Erstmals haben US-Flugzeuge die von der Terrormiliz "Islamischer Staat" (IS) kontrollierte libysche Stadt Sirte attackiert. Das teilte das amerikanische Verteidigungsministerium mit. Der Ministerpräsident der libyschen Einheitsregierung in Tripolis, Fajis al-Sarradsch, sagte, seine Regierung habe die USA um Luftangriffe gebeten. Damit wolle man die eigenen Soldaten am Boden im Kampf gegen den IS unterstützen. Bei den Angriffen habe es "hohe Verluste" gegeben, Einzelheiten nannte er aber nicht.
Die Einheitsregierung versucht seit Mai, mit einer Militäroffensive Sirte vom IS zurückzuerobern. Anfang Juni rückten sie mit Luftwaffe und Artillerie in die Küstenstadt vor. Die verbliebenen Dschihadisten sind zurzeit in Sirte eingekesselt. Dabei handelt es sich nach US-Angaben um bis zu 1.000 Kämpfer. Bisher gab es bei den Gefechten auf beiden Seiten viele Tote.
Der US-Angriff soll nur der erste in einer Reihe sein, sagte Pentagon-Sprecher Peter Cook. Die Attacke habe einem Panzer und anderen Fahrzeugen des IS gegolten. In der Vergangenheit hatten die USA Diplomaten zufolge bereits mehrmals die Intention geäußert, den IS in Libyen aus der Luft angreifen zu können. Allerdings fehlte bislang eine formale Bitte der von der UN anerkannten Einheitsregierung. Beobachter vermuten, dass die damit deshalb so lange wartete, weil sie interne Kritik befürchtete. Demnach könnte eine amerikanische Intervention den Eindruck erwecken, vom Westen abhängig zu sein.

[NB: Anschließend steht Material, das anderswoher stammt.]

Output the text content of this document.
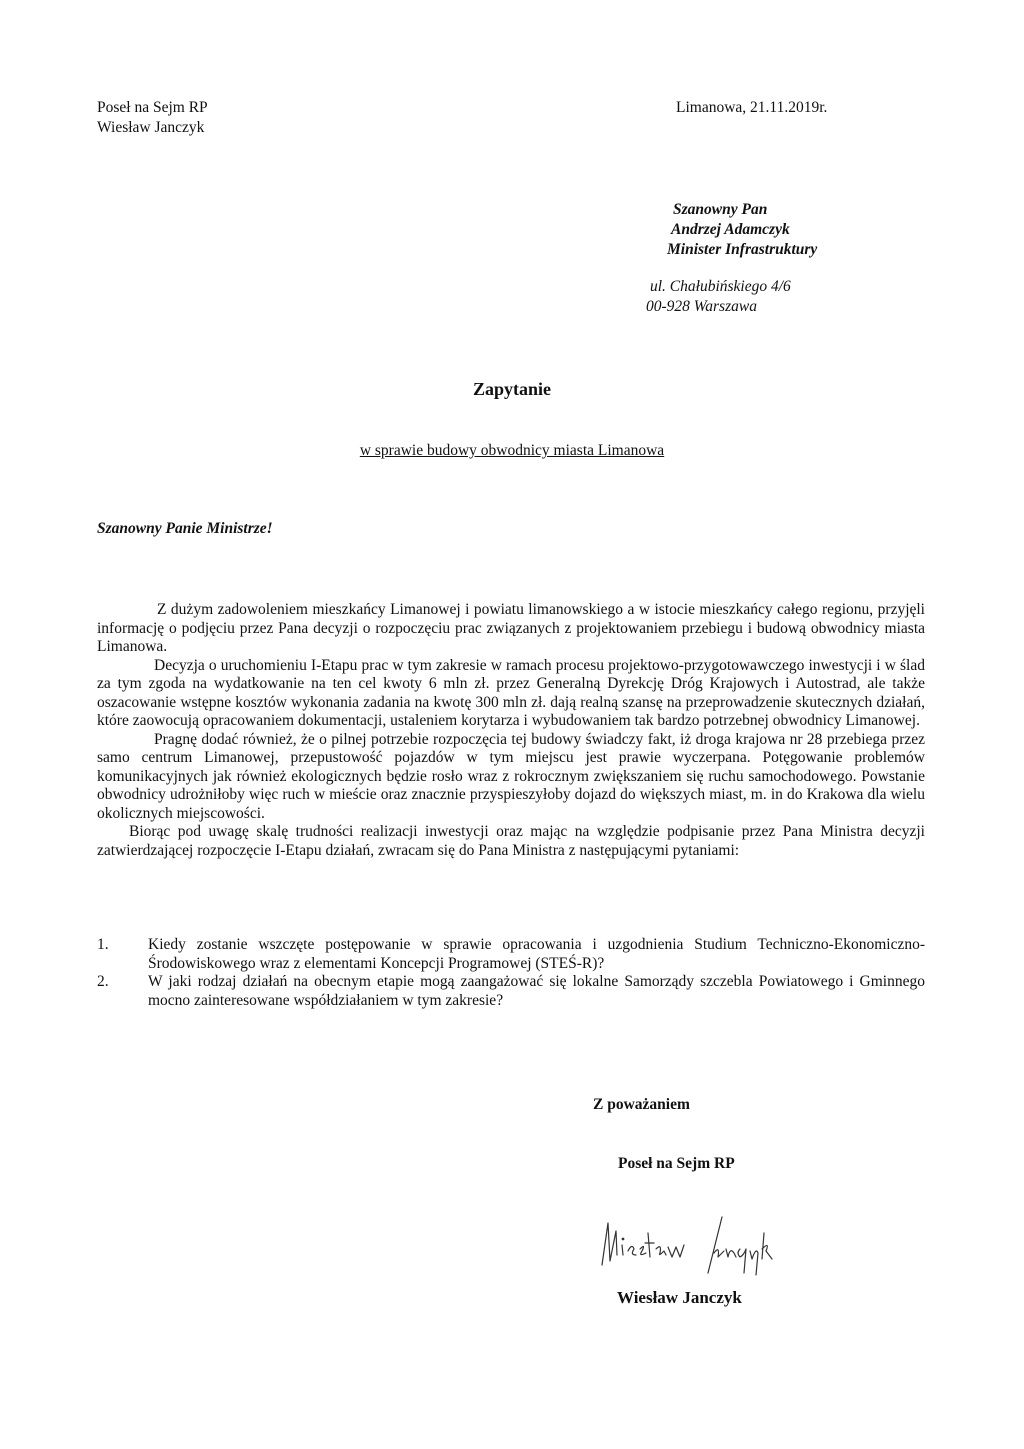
Poseł na Sejm RP
Wiesław Janczyk
Limanowa, 21.11.2019r.
Szanowny Pan
Andrzej Adamczyk
Minister Infrastruktury
ul. Chałubińskiego 4/6
00-928 Warszawa
Zapytanie
w sprawie budowy obwodnicy miasta Limanowa
Szanowny Panie Ministrze!

Z dużym zadowoleniem mieszkańcy Limanowej i powiatu limanowskiego a w istocie mieszkańcy całego regionu, przyjęli informację o podjęciu przez Pana decyzji o rozpoczęciu prac związanych z projektowaniem przebiegu i budową obwodnicy miasta Limanowa.

Decyzja o uruchomieniu I-Etapu prac w tym zakresie w ramach procesu projektowo-przygotowawczego inwestycji i w ślad za tym zgoda na wydatkowanie na ten cel kwoty 6 mln zł. przez Generalną Dyrekcję Dróg Krajowych i Autostrad, ale także oszacowanie wstępne kosztów wykonania zadania na kwotę 300 mln zł. dają realną szansę na przeprowadzenie skutecznych działań, które zaowocują opracowaniem dokumentacji, ustaleniem korytarza i wybudowaniem tak bardzo potrzebnej obwodnicy Limanowej.

Pragnę dodać również, że o pilnej potrzebie rozpoczęcia tej budowy świadczy fakt, iż droga krajowa nr 28 przebiega przez samo centrum Limanowej, przepustowość pojazdów w tym miejscu jest prawie wyczerpana. Potęgowanie problemów komunikacyjnych jak również ekologicznych będzie rosło wraz z rokrocznym zwiększaniem się ruchu samochodowego. Powstanie obwodnicy udrożniłoby więc ruch w mieście oraz znacznie przyspieszyłoby dojazd do większych miast, m. in do Krakowa dla wielu okolicznych miejscowości.

Biorąc pod uwagę skalę trudności realizacji inwestycji oraz mając na względzie podpisanie przez Pana Ministra decyzji zatwierdzającej rozpoczęcie I-Etapu działań, zwracam się do Pana Ministra z następującymi pytaniami:

1.	Kiedy zostanie wszczęte postępowanie w sprawie opracowania i uzgodnienia Studium Techniczno-Ekonomiczno-Środowiskowego wraz z elementami Koncepcji Programowej (STEŚ-R)?
2.	W jaki rodzaj działań na obecnym etapie mogą zaangażować się lokalne Samorządy szczebla Powiatowego i Gminnego mocno zainteresowane współdziałaniem w tym zakresie?
Z poważaniem
Poseł na Sejm RP
Wiesław Janczyk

Dabei hatten die USA schon vorher zwei Mal Luftangriffe auf den IS
in anderen Landesteilen geflogen. So kamen bei einem Angriff auf ein
mutmaßliches Terrorcamp der Dschihadisten im Februar zahlreiche Menschen
ums Leben.
Die Eroberung der Stadt würde die Macht der Einheitsregierung stärken
Das 450 Kilometer östlich der Hauptstadt Tripolis gelegene Sirte ist seit Juni 2015 der wichtigste Stützpunkt der IS-Miliz in Libyen. Der IS herrscht dort brutal. Die Einnahme der Stadt wäre ein wichtiger Erfolg für die Regierung der Nationalen Einheit. Diese versucht weiterhin, ihre Autorität in dem nordafrikanischen Land zu etablieren. Zurzeit wird sie zwar international anerkannt, jedoch nicht von der konkurrierenden Regierung im ostlibyschen Tobruk. Auch die ostlibysche Armeeführung hatte die Befreiung von Sirte angekündigt.
Nach dem Sturz und dem Tod des libyschen Machthabers Muammar al-Gaddafi im Jahr 2011 war Libyen ins Chaos gestürzt. Seitdem beherrschen zahlreiche bewaffnete Milizen das ölreiche Land. Der IS nutzte die unübersichtliche Lage in Libyen, um sich auszubreiten.